“Furious 7” offers a tribute to late star Paul Walker. (Scott Garfield/Universal Pictures)

The Fast and the Furious” movies have elicited various emotions during their nearly 14 years (so far) of existence. Those feelings include souped-up Dodge Charger envy, Michelle Rodriguez resurrection confusion and various states of magnificent car collision awe. But this remarkably resilient Vin Diesel-goes-vroom-vroom franchise has rarely struck a note of genuine poignancy.

That changes with “Furious 7,” which unleashes the usual cockamamie car chases and Imax-ready explosions but also earnestly marks the final performance by Paul Walker. The actor — who plays Brian O’Conner, a.k.a. the pseudo-brother/partner-in-crime to Diesel’s Dominic Toretto — died in a 2013 car accident, an event that felt particularly tragic since he was primarily known for a street-racing film series featuring the catchphrase “Ride or die.”

Not surprisingly, the loss of Walker, who had shot a solid chunk of “Furious 7” before his death, hovers over much of the movie, particularly during a flashback-filled tribute to the star that gently ruptures the fourth wall between fiction and reality. On more than one occasion, longtime fans might find themselves getting misty.

But more often, it’s their adrenaline, not their tears, that will be flowing. “Furious 7” plays to the saga’s over-the-top action strengths, perpetually ratcheting things up a few notches even when it seems like all notch possibilities have been exhausted. In classic “Fast” tradition, there are ultra-intense fights in which bodies are flung into a dazzling array of glass surfaces; chase scenes in which cars tear through traffic, career down mountain ranges and even parachute-jump out of airplanes; and sequences in which $3 million smart cars leapfrog among a trio of Abu Dhabi towers far taller than the Empire State Building.

The seventh movie in the "Fast & Furious" franchise features actor Paul Walker, who died while the latest installment was still filming. (Universal)

Through it all, both Diesel — whose vocal register continues to emanate from somewhere several sedimentary layers below the Earth’s surface — and Dwayne “The Rock” Johnson utter lines that rival the ’80s-era output of Arnold Schwarzenegger. When Rodriguez’s Letty asks whether Hobbs (Johnson) is “bringing in the cavalry” to assist in a dire situation, the Rock responds the way only he can: “Woman, I am the cavalry.”

As usual, the plot of a “Fast” movie seems almost beside the point. But if you must know: After the loss of a friend and the bombing of his family’s home, Dominic goes on the hunt for the man responsible. That’s Deckard Shaw (Jason Statham), the older brother of bad guy Owen Shaw, who was targeted by Dominic and Co. in “Fast & Furious 6.”

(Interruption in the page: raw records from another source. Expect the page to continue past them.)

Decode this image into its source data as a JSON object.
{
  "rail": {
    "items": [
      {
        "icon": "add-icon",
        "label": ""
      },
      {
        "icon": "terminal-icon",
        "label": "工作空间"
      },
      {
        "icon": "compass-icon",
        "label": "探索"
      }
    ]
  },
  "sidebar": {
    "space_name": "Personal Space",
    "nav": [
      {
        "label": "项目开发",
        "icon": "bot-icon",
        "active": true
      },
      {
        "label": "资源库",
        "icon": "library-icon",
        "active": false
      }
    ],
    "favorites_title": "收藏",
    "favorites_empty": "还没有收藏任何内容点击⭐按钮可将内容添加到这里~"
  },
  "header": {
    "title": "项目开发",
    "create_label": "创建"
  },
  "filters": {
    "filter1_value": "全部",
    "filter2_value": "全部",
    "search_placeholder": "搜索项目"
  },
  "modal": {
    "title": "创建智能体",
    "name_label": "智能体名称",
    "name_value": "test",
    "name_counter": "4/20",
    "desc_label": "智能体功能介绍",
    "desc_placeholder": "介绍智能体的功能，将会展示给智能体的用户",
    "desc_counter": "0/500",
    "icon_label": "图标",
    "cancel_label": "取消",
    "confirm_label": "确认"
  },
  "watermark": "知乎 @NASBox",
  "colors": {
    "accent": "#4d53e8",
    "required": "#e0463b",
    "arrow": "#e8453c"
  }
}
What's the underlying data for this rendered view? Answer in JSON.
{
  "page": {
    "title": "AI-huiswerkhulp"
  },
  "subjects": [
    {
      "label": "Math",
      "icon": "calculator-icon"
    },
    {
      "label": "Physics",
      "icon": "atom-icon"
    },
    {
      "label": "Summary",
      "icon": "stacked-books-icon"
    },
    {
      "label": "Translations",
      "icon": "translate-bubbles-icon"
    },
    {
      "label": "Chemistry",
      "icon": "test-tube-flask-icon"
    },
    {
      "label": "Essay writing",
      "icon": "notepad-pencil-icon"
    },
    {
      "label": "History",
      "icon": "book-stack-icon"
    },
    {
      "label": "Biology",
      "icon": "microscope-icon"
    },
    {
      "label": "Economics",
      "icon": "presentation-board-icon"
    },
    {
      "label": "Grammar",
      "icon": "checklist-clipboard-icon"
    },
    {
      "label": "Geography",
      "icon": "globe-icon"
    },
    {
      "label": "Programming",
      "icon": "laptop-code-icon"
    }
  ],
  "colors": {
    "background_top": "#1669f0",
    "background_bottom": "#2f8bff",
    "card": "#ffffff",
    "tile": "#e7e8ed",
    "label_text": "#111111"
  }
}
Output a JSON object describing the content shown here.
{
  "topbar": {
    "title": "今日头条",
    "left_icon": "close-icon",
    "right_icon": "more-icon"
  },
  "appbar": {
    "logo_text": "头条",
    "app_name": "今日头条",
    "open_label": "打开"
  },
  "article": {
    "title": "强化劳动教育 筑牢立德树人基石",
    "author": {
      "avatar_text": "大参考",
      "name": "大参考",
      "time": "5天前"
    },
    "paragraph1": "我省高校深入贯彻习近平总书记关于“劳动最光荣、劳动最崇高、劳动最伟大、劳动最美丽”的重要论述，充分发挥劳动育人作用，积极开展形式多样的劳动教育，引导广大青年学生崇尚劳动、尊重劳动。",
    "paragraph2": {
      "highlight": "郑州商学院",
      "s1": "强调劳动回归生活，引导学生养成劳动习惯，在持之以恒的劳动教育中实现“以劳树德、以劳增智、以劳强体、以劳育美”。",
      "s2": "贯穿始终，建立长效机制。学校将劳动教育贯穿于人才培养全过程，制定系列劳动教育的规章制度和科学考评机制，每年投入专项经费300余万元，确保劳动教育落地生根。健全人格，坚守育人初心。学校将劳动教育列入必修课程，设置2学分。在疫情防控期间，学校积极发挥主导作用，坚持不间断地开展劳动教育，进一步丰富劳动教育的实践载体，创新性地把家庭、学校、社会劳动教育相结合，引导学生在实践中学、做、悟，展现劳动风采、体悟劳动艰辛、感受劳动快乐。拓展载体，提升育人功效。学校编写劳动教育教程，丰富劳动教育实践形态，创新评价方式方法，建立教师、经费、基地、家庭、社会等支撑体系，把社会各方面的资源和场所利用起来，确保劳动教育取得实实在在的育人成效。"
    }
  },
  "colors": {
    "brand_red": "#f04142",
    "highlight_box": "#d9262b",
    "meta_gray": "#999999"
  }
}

This Statham vs. Diesel rivalry — which involves brutal fistfights and multiple games of vehicular chicken — could have provided enough fodder for the movie’s narrative. But because “Furious 7” screenwriter Chris Morgan and director James Wan (“Saw,” “The Conjuring”) believe in going either crazy big or crazy bigger, there is a second, interconnected plot that involves Kurt Russell, the U.S. government’s desire to recover a tracking device dubbed God’s Eye, and the Toretto crew’s involvement in retrieving said device, which forces them to participate in dangerous missions that always begin with Roman (Tyrese Gibson), the franchise’s go-to source of comic relief, saying things like, “I’m all for winging it, but this is crazy!”

Yes, the whole movie feels overstuffed and overlong, and the non-action scenes are often dragged down by stilted dialogue. But “Furious 7” buzzes with a frenetic energy so contagious, there’s no sense in resisting it. Like its predecessors, this film has no shame about being its high-octane, gloriously ridiculous self. It’s also not afraid to sentimentally and respectfully honor Walker.

That combination doesn’t make the movie’s more absurd moments seem remotely realistic. But it does give “Furious 7” an authenticity deserving of respect.

Chaney is a freelance writer.

PG-13. At area theaters. Contains prolonged frenetic sequences of violence, action and mayhem, suggestive content and brief strong language. 137 minutes.